Udo Wachtveitl: Der ist schon fertig.

Miroslav Nemec: Den haben wir im November/Dezember abgedreht.

Wachtveitl: Wir brauchten dafür ja ein bisschen Weihnachtsdekoration und haben uns eigentlich auch Schnee erhofft.

Nemec: Das war aber nix.

Wachtveitl: Leider.

Nemec: Eher Frühling.

Gibt es dann gar keinen Schnee im Weihnachtskrimi?

Wachtveitl: Bei einem Bild, in dem das technisch auch möglich ist, werden sie es in der digitalen Bildbearbeitung ein bisschen künstlich schneien lassen. Aber ansonsten ist der Krimi auch als flammende Anklage gegen den Klimawandel zu verstehen.

Nemec: (lacht) Wer es so sehen will.

Nemec: Es geht aber auch um die Bettelmaffia in München und vielen andere Städten - und wie man damit umgeht.

Die bisherigen Weihnachts-"Tatorte" waren keine so richtigen Glanzleistungen der Drehbuch-/Krimikunst. Muss man sich bei Ihrem auch Sorgen machen, dass er zu platt wird?

Nemec: Nein, ganz sicher nicht. Der Krimi wird eher heavy.

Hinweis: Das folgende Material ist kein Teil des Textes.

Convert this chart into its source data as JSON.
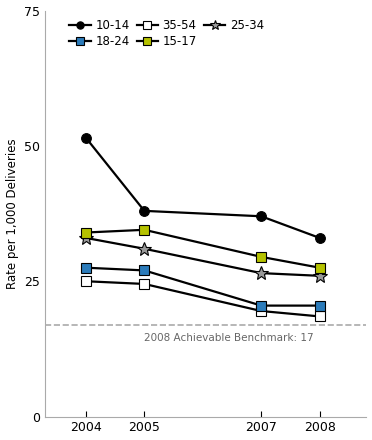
{
  "years": [
    2004,
    2005,
    2007,
    2008
  ],
  "series": {
    "10-14": {
      "values": [
        51.5,
        38.0,
        37.0,
        33.0
      ],
      "color": "#000000",
      "marker": "o",
      "marker_color": "#000000",
      "linewidth": 1.6,
      "markersize": 7
    },
    "15-17": {
      "values": [
        34.0,
        34.5,
        29.5,
        27.5
      ],
      "color": "#000000",
      "marker": "s",
      "marker_color": "#b5c200",
      "linewidth": 1.6,
      "markersize": 7
    },
    "18-24": {
      "values": [
        27.5,
        27.0,
        20.5,
        20.5
      ],
      "color": "#000000",
      "marker": "s",
      "marker_color": "#2b7bba",
      "linewidth": 1.6,
      "markersize": 7
    },
    "25-34": {
      "values": [
        33.0,
        31.0,
        26.5,
        26.0
      ],
      "color": "#000000",
      "marker": "*",
      "marker_color": "#999999",
      "linewidth": 1.6,
      "markersize": 10
    },
    "35-54": {
      "values": [
        25.0,
        24.5,
        19.5,
        18.5
      ],
      "color": "#000000",
      "marker": "s",
      "marker_color": "#ffffff",
      "linewidth": 1.6,
      "markersize": 7
    }
  },
  "benchmark": 17,
  "benchmark_label": "2008 Achievable Benchmark: 17",
  "xlim": [
    2003.3,
    2008.8
  ],
  "ylim": [
    0,
    75
  ],
  "yticks": [
    0,
    25,
    50,
    75
  ],
  "xticks": [
    2004,
    2005,
    2007,
    2008
  ],
  "ylabel": "Rate per 1,000 Deliveries",
  "background_color": "#ffffff",
  "legend_order": [
    "10-14",
    "18-24",
    "35-54",
    "15-17",
    "25-34"
  ]
}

Wachtveitl: Das Drehbuch zu unserem Weihnachts-"Tatort" war schon mal so, dass es uns beim Lesen ziemlich berührt hat. Ich glaube, es wird eine heftige Geschichte. Ob die Zuschauer so etwas an Weihnachten sehen wollen, werden wir dann schon merken.

Nemec: Es ist ein brisantes Thema und es geht uns alle etwas an, auch in den kommenden Jahren. Und die Geschichte ist gut, realistisch und mit tollen Darstellern aus Rumänien erzählt. Vom Gefühl her würde ich sagen: Ja, das wird was!